Tuesday, April 5, 2016

Yup Zau Hkawng, a jade businessman in Kachin State, and member of Peace Talk Creation Group, PCG, in portrait in his home. (Quinn Ryan Mattingly/For The Washington Post)
In Hkum Lu, 90, the eldest resident in Shwezet IDP camp. She says she often cries at night thinking of and missing her previous home. (Quinn Ryan Mattingly/For The Washington Post)

April 4
 The jade tycoon of Burma lives behind stone walls and a sophisticated security system. A visitor must be buzzed through a gate into the garden, pass a hunk of jade as big as a compact refrigerator, enter through a sliding screen and glide by the preserved tusks of the family elephant before sitting down with the man himself.
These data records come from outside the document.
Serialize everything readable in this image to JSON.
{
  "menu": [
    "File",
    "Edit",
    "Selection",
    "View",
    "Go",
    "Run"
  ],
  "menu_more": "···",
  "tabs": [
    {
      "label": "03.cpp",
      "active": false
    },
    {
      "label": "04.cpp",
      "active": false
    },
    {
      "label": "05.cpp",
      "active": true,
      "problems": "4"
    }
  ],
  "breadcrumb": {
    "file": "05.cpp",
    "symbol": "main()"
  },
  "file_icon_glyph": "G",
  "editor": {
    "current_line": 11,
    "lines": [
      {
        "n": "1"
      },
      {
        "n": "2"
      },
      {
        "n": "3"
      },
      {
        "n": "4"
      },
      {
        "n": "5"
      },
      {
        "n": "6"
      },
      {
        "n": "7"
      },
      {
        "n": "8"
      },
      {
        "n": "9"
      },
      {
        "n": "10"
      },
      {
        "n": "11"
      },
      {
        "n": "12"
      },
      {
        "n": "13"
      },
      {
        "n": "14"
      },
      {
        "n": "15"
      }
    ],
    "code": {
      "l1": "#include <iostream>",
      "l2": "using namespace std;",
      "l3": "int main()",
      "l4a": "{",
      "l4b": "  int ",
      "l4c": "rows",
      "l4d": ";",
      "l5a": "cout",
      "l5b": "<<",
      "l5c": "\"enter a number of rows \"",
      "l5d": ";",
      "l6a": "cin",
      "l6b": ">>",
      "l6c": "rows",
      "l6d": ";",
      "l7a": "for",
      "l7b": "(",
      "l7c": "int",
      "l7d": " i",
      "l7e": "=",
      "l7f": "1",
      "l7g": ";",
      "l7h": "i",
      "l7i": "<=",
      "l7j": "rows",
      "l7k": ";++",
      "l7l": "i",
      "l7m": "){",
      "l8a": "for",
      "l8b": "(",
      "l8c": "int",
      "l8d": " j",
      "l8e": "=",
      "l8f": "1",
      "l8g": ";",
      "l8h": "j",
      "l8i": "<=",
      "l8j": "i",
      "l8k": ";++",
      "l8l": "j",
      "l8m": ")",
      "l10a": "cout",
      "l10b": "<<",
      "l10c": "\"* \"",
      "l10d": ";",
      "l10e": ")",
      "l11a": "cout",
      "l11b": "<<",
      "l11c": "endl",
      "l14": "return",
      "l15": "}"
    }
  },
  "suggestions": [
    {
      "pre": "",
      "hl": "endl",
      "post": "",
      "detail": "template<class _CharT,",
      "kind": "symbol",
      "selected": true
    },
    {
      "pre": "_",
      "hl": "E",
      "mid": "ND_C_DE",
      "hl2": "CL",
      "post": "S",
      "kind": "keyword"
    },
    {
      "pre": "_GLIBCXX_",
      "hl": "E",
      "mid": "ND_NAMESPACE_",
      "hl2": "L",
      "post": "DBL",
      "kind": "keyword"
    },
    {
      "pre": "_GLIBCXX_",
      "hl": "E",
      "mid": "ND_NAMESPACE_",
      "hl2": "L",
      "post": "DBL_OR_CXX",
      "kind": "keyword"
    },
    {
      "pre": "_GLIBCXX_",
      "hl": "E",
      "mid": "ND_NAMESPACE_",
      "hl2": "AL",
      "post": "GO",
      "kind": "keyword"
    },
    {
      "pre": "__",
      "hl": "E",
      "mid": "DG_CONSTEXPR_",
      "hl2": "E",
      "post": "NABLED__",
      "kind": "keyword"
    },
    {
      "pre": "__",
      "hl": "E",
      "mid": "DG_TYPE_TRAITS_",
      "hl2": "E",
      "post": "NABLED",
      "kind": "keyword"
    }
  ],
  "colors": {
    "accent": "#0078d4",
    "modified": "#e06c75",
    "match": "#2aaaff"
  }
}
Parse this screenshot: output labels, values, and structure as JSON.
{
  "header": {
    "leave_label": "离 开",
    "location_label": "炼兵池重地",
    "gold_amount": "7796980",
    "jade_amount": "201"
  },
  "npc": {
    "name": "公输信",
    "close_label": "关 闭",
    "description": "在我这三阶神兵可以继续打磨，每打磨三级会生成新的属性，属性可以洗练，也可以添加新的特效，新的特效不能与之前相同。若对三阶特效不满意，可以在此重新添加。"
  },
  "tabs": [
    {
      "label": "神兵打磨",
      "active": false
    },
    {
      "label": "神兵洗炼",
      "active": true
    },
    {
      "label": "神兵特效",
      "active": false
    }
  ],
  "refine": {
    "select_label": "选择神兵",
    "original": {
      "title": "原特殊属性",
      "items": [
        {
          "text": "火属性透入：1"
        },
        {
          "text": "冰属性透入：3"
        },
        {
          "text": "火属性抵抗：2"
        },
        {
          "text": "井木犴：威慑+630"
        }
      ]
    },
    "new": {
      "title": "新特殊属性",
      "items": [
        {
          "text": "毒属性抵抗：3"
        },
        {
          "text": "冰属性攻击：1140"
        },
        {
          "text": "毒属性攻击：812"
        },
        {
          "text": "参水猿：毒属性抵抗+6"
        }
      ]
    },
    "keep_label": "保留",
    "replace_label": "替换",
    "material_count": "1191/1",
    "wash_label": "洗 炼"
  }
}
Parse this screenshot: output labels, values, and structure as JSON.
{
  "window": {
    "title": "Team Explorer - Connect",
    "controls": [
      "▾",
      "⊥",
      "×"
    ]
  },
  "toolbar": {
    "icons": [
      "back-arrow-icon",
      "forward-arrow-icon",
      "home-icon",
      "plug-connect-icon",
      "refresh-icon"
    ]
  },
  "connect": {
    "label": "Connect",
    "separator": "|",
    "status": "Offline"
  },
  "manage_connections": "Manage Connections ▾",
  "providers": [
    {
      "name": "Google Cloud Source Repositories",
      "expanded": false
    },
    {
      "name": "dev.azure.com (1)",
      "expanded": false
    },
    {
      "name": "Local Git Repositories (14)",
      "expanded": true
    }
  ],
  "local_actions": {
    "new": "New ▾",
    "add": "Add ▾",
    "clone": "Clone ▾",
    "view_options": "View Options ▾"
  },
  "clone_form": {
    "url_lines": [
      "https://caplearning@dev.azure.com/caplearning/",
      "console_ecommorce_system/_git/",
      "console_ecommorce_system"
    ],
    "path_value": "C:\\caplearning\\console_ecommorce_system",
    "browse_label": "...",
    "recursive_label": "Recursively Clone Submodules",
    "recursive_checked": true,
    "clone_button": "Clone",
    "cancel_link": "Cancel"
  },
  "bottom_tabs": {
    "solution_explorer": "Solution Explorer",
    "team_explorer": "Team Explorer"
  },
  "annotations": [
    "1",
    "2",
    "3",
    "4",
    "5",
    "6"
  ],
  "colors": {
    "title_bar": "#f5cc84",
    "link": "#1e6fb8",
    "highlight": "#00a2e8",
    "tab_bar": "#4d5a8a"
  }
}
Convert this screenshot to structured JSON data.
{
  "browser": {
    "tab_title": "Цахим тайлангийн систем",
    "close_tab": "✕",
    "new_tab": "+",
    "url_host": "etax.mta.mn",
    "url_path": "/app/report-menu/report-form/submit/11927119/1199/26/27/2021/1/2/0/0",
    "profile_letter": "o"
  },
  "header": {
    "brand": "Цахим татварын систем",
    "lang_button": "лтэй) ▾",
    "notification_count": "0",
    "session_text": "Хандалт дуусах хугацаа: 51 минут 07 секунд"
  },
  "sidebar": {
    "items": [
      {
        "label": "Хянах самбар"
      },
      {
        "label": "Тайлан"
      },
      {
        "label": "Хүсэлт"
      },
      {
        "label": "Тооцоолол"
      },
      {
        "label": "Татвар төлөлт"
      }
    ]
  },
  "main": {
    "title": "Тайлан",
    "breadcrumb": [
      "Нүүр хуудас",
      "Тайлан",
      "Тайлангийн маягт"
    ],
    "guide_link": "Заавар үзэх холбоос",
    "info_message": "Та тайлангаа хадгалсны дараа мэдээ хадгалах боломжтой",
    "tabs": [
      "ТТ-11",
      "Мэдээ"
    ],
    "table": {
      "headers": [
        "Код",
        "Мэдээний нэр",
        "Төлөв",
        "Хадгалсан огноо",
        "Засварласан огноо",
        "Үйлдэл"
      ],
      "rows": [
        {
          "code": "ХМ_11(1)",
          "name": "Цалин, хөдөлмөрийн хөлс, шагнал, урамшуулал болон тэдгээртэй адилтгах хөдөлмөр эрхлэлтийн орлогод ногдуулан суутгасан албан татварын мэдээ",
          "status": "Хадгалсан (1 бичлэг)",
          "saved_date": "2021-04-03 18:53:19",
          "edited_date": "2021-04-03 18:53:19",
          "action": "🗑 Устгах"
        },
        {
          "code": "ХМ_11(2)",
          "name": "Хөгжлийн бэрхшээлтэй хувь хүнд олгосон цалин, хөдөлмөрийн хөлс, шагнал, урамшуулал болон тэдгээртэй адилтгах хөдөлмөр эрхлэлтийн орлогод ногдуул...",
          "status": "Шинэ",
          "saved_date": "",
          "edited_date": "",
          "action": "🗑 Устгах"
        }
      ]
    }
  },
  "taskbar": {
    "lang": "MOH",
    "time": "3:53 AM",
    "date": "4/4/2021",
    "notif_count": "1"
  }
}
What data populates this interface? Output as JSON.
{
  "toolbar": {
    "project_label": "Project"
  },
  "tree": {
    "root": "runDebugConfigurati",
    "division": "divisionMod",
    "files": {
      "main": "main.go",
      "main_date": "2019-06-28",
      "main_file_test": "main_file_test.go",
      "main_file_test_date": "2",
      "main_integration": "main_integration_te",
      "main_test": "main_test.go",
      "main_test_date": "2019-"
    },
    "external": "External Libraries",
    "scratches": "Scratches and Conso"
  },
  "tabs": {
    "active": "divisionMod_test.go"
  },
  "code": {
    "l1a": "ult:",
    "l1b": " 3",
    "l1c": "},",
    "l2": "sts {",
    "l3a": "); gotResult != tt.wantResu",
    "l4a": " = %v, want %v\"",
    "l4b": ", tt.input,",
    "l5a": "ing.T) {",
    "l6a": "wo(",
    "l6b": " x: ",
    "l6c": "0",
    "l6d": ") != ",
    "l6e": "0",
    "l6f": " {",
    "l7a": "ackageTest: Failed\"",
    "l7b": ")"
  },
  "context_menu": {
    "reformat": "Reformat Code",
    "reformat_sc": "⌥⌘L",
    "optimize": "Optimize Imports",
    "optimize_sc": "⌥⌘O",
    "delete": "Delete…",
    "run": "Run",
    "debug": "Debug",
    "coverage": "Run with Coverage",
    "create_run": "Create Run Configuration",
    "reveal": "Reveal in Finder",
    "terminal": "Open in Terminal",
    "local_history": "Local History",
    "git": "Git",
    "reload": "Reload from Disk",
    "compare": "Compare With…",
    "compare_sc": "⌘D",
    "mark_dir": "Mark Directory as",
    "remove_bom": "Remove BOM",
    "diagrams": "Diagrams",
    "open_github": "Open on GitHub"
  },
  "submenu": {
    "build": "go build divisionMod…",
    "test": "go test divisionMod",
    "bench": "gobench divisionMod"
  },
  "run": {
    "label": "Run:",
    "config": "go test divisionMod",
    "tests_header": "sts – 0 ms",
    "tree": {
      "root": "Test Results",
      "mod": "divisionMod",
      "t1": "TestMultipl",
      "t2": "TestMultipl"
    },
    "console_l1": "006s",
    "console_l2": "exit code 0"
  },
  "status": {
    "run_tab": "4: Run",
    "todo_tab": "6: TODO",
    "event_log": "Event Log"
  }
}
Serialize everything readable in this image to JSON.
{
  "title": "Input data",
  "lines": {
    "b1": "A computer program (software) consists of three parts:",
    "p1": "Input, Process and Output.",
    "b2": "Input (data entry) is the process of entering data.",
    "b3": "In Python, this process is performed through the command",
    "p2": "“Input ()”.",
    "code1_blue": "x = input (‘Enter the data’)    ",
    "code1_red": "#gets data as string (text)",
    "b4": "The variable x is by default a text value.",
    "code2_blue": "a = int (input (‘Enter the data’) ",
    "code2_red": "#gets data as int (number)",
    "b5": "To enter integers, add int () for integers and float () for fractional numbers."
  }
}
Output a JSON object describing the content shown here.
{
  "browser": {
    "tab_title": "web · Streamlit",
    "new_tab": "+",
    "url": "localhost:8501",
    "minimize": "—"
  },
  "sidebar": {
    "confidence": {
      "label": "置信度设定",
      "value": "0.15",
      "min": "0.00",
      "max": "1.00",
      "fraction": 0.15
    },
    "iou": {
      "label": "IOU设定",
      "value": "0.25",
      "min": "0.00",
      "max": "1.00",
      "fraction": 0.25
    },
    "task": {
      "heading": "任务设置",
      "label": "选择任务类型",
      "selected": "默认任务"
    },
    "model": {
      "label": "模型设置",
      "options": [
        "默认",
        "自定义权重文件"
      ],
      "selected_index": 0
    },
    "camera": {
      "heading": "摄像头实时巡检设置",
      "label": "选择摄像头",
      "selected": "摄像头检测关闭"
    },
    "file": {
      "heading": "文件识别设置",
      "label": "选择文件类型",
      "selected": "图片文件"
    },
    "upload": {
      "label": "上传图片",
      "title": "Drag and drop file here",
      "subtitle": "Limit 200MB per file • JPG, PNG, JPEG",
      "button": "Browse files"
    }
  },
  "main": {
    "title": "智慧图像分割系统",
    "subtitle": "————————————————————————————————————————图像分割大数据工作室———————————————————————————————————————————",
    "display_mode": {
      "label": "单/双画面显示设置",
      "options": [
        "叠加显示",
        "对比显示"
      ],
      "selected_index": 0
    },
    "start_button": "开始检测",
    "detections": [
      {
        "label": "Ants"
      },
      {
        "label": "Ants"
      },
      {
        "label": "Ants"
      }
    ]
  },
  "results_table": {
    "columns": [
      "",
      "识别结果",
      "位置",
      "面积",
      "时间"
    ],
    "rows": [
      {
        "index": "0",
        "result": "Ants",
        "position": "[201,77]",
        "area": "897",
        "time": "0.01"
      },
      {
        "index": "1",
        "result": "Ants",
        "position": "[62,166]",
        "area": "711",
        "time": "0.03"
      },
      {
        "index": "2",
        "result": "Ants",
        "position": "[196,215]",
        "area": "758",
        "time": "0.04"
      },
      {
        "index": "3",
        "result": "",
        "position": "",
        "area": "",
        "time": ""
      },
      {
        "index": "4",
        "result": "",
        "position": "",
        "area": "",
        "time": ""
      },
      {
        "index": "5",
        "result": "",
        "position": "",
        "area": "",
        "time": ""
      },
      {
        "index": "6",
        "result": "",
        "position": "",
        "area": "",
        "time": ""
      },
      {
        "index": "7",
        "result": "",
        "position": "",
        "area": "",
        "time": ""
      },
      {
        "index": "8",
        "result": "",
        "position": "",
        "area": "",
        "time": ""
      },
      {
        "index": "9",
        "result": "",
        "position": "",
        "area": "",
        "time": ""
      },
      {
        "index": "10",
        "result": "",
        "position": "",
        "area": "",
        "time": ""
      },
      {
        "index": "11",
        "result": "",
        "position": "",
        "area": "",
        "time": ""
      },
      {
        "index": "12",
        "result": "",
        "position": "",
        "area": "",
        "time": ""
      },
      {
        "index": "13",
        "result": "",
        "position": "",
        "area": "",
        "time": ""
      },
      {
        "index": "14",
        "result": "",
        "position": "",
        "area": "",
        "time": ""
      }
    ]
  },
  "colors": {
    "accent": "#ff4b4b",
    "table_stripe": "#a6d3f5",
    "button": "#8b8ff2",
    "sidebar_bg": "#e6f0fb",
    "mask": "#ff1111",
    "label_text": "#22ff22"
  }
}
Yup Zau Hkawng is a well-known figure in Burma’s Kachin state, a broker in the peace process between armed rebels and the military and one of the few ethnic Kachin to own a jade mining business.
Burma’s northernmost state is home to 1.2 million people and some of the country’s most intractable problems — including a rapacious jade mining culture, opium cultivation, environmental devastation, controversial development deals with China and an armed insurgency. Kachin may pose one of the stiffest challenges to the new democratically elected civilian government, led by Aung San Suu Kyi, that has taken over a country that suffered decades of military rule.
Ask Yup Zau Hkawng what the odds are that Suu Kyi and the new civilian leaders will be able to make any headway here, and he breaks into a slow, conspiratorial smile.
“I’d rather say [I] hope than tell you what I think,” he said.
At the root of much of Kachin’s agony lies the immensely valuable green stone — jade. Activists have charged that families and cronies of the country’s all-powerful military are plundering the state’s jade and other natural resources, such as timber and gold. Large companies have been working around the clock in the past year to extract as much jade as possible before the new government comes in, turning mountains into valleys in a matter of weeks.